筆者と同じくらいの年齢だという男性スタッフもまた、日本のあちこちで風俗関係の仕事に従事し、流浪の果てに土地勘などまったくないこの場所にやってきたのだという。
「ここでの生活は意外と楽しいんです。裏風俗だとか人身売買と言われても、まあそうですよね、という感じ。好きに書いてもらって構いませんが、あなたと私たちは違うんです。僕だって好きでこの仕事をしているわけではないし、それは彼女達だってそうでしょう。法には触れていても、誰かに迷惑をかけているわけじゃない」
彼女達の仕事は、日本の法律で認められないことばかりだ。観光ビザで入国して働き、許されている滞在期間も超えている。働いている店は風俗営業法の許可を得ていないし、そもそも、対価をもって性交することは違法だ。そんな場所で、ろくに外出もせずに働いているにも関わらず、彼女達は拍子抜けするほど普通だった。みずからの境遇を嘆くこともせず、携わっている仕事への罪悪感もないようだ。

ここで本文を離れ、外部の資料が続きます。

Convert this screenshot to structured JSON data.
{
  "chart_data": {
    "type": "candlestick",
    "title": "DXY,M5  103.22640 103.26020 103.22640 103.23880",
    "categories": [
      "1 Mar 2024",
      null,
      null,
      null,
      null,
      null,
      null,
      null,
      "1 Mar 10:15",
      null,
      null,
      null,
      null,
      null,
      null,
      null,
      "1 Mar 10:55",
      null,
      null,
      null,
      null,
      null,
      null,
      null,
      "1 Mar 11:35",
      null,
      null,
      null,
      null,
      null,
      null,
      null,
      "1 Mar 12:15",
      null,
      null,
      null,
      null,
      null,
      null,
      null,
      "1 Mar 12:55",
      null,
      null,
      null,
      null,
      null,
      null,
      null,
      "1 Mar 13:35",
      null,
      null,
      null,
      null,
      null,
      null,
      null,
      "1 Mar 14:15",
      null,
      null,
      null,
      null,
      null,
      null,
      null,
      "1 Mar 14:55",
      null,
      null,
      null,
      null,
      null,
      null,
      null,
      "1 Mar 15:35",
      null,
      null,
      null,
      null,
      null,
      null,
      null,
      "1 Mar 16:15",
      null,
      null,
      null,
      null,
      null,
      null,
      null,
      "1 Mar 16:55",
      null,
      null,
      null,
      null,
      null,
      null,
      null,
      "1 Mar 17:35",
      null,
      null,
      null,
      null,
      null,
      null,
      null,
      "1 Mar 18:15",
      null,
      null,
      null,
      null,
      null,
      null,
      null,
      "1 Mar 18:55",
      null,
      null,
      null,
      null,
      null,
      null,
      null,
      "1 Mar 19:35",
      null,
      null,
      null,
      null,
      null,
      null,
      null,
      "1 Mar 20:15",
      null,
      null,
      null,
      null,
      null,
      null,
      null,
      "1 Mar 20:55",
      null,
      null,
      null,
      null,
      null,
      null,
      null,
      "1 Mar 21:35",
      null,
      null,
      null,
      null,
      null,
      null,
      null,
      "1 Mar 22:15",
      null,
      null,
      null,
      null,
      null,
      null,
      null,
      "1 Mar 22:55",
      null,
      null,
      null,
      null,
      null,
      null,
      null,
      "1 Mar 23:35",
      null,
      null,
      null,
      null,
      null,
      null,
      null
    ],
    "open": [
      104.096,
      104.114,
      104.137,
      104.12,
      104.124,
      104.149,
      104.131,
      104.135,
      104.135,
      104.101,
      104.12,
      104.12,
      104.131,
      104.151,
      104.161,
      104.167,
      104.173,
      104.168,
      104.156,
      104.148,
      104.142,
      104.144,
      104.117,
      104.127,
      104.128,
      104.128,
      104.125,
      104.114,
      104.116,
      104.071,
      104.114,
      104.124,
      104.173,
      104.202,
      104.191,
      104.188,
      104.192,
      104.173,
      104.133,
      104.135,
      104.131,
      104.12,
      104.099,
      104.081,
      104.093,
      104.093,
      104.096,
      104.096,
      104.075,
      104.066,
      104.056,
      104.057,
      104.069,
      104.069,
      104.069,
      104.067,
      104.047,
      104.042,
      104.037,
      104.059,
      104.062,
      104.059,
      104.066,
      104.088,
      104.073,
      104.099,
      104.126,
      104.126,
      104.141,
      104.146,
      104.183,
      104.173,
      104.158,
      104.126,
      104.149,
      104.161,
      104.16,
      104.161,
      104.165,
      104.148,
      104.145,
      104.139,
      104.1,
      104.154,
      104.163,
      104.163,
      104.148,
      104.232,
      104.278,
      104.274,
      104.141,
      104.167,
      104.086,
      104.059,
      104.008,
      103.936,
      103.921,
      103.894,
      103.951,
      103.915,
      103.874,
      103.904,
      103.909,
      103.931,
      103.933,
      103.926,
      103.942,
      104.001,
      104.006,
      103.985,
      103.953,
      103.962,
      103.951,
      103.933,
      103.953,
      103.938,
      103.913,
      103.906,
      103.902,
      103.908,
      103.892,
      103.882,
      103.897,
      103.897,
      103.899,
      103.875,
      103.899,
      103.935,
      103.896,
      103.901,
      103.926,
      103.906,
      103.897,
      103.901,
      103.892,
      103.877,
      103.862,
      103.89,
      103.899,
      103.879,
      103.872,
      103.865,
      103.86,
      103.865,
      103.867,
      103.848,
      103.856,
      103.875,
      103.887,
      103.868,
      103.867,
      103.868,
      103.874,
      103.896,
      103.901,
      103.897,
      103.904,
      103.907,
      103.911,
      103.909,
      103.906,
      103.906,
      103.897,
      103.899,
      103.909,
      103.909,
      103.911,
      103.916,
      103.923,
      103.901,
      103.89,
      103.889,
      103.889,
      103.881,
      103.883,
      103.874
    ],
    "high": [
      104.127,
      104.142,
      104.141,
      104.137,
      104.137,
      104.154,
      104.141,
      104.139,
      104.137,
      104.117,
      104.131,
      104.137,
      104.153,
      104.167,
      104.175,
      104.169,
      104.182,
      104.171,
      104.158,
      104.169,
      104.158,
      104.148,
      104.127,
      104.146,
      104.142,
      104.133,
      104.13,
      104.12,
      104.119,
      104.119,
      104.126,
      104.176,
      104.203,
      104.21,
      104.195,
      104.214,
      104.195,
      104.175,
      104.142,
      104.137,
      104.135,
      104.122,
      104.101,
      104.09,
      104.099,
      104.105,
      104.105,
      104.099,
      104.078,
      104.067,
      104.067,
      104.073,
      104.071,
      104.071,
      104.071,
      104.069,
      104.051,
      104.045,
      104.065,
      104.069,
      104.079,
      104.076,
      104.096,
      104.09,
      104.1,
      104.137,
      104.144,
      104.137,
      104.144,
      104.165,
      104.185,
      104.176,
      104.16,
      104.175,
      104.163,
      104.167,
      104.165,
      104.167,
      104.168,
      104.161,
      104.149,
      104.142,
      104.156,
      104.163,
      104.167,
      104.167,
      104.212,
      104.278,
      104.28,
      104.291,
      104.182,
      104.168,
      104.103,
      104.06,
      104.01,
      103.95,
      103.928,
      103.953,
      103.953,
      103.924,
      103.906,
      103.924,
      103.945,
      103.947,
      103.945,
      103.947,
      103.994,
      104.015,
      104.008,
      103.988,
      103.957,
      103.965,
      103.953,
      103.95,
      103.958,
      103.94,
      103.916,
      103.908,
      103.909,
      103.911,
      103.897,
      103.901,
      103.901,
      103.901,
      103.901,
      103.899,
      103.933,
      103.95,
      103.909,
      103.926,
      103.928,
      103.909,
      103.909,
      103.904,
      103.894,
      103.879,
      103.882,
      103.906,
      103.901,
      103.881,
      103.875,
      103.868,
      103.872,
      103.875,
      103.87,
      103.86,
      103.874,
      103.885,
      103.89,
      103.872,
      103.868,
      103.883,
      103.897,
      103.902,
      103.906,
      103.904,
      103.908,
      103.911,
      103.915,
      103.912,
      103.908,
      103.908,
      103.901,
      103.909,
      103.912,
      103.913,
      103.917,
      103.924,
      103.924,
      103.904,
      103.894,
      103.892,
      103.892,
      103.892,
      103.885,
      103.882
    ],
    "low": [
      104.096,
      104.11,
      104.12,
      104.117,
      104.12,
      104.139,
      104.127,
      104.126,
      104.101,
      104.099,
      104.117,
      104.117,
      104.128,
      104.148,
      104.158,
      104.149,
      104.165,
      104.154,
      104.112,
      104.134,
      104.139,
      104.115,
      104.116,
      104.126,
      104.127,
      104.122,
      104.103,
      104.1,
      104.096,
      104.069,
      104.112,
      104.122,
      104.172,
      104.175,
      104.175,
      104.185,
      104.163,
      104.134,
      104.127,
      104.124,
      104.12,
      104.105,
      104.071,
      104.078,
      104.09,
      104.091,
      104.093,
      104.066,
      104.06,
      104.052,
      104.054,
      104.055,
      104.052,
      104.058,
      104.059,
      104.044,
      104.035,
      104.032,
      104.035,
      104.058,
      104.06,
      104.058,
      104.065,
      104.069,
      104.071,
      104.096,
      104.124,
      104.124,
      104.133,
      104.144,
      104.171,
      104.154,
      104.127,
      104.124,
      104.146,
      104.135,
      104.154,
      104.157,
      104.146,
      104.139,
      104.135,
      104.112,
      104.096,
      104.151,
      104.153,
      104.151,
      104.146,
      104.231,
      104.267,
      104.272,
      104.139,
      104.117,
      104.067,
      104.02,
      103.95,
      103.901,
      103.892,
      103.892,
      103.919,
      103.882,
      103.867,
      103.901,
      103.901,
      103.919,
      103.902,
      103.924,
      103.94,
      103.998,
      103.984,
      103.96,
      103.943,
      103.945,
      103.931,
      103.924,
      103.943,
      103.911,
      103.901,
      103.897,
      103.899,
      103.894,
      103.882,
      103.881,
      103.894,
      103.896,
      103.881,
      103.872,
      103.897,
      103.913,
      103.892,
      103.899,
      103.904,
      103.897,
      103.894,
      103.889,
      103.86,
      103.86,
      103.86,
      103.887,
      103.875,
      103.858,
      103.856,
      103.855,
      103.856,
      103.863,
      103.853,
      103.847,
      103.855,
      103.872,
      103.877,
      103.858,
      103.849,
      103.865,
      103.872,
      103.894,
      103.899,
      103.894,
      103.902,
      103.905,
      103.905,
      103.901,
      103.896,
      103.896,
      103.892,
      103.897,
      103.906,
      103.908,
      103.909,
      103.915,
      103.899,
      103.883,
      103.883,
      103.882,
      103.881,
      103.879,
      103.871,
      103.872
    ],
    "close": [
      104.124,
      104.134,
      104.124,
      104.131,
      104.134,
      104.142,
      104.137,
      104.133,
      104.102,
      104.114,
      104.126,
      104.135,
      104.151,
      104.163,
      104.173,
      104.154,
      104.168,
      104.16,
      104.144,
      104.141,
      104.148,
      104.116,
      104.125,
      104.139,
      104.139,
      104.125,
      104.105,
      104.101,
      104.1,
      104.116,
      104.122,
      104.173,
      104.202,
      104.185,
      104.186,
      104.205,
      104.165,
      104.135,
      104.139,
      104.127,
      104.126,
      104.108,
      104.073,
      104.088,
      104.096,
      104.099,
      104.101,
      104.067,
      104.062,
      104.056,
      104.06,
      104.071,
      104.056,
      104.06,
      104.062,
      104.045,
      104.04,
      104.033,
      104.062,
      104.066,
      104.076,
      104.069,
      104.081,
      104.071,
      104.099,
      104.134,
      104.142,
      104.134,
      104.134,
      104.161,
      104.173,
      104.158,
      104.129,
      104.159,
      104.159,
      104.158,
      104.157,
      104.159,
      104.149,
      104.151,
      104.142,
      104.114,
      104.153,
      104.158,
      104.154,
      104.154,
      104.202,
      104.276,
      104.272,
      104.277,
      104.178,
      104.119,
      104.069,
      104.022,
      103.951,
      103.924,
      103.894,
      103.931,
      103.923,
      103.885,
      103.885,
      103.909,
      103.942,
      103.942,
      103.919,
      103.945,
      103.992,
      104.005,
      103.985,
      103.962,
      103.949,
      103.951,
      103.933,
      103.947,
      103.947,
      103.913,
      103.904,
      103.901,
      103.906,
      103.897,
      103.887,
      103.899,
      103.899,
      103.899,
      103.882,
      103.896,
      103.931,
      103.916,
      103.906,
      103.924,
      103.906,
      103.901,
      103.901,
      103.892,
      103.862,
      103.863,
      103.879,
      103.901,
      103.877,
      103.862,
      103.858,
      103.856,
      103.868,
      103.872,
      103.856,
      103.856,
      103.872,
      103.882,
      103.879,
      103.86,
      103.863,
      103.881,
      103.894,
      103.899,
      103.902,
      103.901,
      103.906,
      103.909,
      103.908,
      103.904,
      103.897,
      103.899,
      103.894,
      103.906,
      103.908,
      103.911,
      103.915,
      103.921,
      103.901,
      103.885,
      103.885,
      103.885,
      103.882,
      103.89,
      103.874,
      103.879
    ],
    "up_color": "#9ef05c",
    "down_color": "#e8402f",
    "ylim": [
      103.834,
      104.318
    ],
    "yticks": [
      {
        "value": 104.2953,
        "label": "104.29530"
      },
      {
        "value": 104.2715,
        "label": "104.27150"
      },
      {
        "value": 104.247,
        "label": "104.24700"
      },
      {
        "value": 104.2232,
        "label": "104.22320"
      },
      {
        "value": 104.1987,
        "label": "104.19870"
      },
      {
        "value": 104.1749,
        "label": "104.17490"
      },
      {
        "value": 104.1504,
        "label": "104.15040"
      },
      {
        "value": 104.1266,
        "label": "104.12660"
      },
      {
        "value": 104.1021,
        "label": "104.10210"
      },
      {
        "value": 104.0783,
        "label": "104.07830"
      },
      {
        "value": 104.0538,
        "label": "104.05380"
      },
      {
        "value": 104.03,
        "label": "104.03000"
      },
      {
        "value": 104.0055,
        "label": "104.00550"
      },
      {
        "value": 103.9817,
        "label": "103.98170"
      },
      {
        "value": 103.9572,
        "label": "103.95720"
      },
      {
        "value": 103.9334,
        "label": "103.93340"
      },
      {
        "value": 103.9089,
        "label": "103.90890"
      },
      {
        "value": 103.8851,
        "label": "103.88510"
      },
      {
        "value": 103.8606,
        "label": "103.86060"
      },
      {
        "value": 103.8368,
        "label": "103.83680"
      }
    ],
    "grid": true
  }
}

それはこの部屋を利用する利用客も同様だ。表向きは「メンズエステ店」として、ホームページまで開設し客を募っているが、ネット掲示板などをチェックすると「中国人と行為が可能」といった書き込みがすぐに見つかった。中国人女性の誰にいくらチップを渡せば、何が可能かなどといった具体的な書き込みも散見され、客側も「違法」であることを認識しつつも、この店を利用している向きがある。そして、こうした店舗は日本のあらゆる都市に点在し、日本人女性が働く風俗店に比べ半額程度で利用できることから、日本人男性の利用者が後を絶たない。摘発しても、需要がある限りは必ず供給も延々に行われ続け、違法店が”常態化”してしまえば、利用者はそこに罪悪感を抱く理由がなくなってしまう。
彼女たちには、月に一度、部屋の管理者からの男性から、仕事の報酬として現金が手渡しされる。相手にした客の数にもよるが、全員が二十数万の収入を得ている。半分以上を母国に送金し、残った金で化粧品や衣服を買う。その”送金”も、管理者の男性が担ってくれるという。
また、ハナさんらは、完全にプライベートがない状態の下、24時間365日の”監視下”に置かれているが、体を売って逃げ出さなければ、確実に収入を得ることができる。中国国内や諸外国では、客や雇い主に騙され、言いくるめられて収入をかすめ取られたり減額されたりすることが常だというから、今の監視システムは、苦痛というよりも”安心”とすら、受け止めているような向きもある。
人身売買が「人権の侵害」だと指摘される一方で、生き延びるための「売春」を否定しない人々が存在する現実。このような矛盾を一様に「格差社会のせい」といってしまえば簡単だが、それでは思考の停止というほかない。善と悪に対する認識や価値観は、同じ日本に暮らす日本人の間でも大きく違ってきている。個性や個を重んじる事が「是」とされる風潮の中で、それが単なる「わがまま」であるかどうかの線引きも難しく、みずからの体を売らざるを得ない女性達を「気の毒だ」「かわいそう」と断じる事もまた、安易すぎる善の押し付けなのだろうか。
「今日はこれから”ギョーザ”を食べに行くんです」
客が途切れた早朝6時頃、ハナさん達はそういって、日本人男性が運転するバンに乗り込むと、深夜営業の中華料理チェーン店へと向かう。その光景は、まさに仲睦まじい友人や家族らの日常生活にも見えたが、部屋のあちこちに置かれた中国製の雑貨や日用品、そして玄関先に飾られていた中国風の飾りは、彼女達の気持ちそのものを表しているのではないか、と物寂しさを覚えた。